Selain itu, sekolah juga diharapkan dapat mengakomodasi siswa yang tidak menjalankan ibadah puasa agar tetap mendapatkan hak makan siangnya secara wajar di lingkungan sekolah. Jayani mengingatkan pentingnya sikap toleransi dalam pelaksanaan teknis ini. 

"Prinsipnya adalah keadilan dan kebermanfaatan. Sekolah harus memastikan baik siswa yang berpuasa maupun yang tidak, tetap terlayani dengan baik melalui pengaturan jadwal yang tepat," tuturnya. Pola komunikasi dua arah ini akan menjadi fondasi kuat dalam menjaga kelancaran program selama satu bulan penuh.

Optimisme Keberlanjutan Program Makan Bergizi Gratis Bagi Generasi Emas

Penerapan program Makan Bergizi Gratis di Palangka Raya selama Ramadan diharapkan menjadi percontohan manajemen krisis dan adaptasi kebijakan yang baik. Dengan memberikan kepercayaan kepada sekolah, Dinas Pendidikan optimis bahwa program ini akan semakin dicintai oleh masyarakat karena bersifat solutif dan tidak kaku. 

Pemerintah kota berkomitmen untuk terus mengevaluasi pelaksanaan di lapangan agar setiap kendala teknis dapat segera diatasi.Harapan besarnya adalah melalui konsistensi pemberian makanan bergizi, angka kecukupan gizi anak di Palangka Raya tetap terjaga meski dalam kondisi berpuasa. 

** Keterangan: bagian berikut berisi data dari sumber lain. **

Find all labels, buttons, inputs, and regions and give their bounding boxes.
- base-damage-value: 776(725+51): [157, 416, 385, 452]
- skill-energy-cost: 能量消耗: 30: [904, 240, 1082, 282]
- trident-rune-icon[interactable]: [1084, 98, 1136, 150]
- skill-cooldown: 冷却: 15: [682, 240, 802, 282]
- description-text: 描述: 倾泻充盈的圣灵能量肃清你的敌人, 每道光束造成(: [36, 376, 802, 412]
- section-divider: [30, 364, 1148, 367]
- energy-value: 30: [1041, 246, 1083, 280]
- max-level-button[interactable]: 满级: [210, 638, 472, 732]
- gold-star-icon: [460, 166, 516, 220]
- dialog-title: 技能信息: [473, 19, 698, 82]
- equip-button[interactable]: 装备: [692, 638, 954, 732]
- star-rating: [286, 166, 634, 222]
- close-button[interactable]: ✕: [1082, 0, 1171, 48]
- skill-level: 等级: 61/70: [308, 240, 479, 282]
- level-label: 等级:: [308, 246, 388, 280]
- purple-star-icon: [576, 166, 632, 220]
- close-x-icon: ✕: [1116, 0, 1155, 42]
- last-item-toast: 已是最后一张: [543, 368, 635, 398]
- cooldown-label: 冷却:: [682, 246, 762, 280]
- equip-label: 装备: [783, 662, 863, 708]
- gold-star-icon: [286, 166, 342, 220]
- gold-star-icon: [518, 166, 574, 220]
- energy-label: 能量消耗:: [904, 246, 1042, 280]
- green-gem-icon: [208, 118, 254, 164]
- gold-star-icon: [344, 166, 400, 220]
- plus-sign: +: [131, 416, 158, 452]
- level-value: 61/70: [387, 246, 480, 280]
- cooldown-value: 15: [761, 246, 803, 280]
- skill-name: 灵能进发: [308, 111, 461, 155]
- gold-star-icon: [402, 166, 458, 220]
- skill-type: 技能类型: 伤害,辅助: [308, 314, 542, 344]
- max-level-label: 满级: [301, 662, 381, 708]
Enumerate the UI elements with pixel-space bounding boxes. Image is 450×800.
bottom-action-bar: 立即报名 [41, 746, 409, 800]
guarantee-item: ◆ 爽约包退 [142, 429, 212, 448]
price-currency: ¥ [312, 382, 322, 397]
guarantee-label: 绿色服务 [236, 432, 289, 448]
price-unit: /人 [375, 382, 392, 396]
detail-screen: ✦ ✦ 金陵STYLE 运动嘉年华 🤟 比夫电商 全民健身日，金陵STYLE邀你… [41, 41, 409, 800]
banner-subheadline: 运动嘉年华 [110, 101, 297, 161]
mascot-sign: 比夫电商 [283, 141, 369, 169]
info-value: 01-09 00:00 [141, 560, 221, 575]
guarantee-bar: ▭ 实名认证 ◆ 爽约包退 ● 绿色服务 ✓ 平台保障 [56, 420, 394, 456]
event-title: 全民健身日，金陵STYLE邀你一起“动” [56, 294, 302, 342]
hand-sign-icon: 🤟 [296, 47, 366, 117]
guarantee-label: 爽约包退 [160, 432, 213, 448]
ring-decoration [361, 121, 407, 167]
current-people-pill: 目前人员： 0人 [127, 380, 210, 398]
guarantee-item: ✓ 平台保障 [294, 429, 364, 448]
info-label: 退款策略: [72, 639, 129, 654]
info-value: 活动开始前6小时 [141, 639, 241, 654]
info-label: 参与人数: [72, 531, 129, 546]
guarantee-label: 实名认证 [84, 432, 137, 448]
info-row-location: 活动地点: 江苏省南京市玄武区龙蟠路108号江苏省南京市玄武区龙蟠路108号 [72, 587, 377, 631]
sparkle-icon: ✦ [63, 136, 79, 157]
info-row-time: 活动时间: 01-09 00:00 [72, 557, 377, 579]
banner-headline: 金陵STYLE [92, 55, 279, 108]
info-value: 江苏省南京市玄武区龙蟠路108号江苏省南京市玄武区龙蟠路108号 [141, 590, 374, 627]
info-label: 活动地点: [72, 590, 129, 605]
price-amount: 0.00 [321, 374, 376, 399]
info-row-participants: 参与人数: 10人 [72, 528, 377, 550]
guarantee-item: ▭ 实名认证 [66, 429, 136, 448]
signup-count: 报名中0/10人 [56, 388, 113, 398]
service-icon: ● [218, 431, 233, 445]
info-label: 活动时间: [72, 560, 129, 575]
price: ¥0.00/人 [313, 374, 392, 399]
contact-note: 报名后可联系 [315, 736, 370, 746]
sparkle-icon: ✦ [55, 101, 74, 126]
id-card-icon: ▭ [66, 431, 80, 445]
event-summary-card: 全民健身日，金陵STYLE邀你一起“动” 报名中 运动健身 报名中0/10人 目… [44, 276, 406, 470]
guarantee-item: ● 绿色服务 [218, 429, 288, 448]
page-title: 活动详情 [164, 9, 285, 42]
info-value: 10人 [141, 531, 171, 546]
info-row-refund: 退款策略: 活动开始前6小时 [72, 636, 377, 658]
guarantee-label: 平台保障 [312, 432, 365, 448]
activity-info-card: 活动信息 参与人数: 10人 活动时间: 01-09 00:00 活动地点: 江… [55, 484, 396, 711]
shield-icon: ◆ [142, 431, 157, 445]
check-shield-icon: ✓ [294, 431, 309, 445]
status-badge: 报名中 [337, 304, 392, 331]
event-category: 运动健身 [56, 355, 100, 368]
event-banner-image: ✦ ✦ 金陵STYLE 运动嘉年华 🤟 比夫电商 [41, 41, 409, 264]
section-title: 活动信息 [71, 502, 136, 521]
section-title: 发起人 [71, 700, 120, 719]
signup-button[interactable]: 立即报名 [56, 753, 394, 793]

"Kita ingin mencetak generasi emas yang sehat dan cerdas. Bulan Ramadan bukanlah penghalang, justru menjadi momentum untuk meningkatkan kepedulian kita terhadap nutrisi anak-anak," tutup Jayani. Dengan koordinasi yang solid, program MBG di Palangka Raya diyakini akan memberikan dampak positif jangka panjang bagi kesehatan dan prestasi akademik siswa di wilayah tersebut.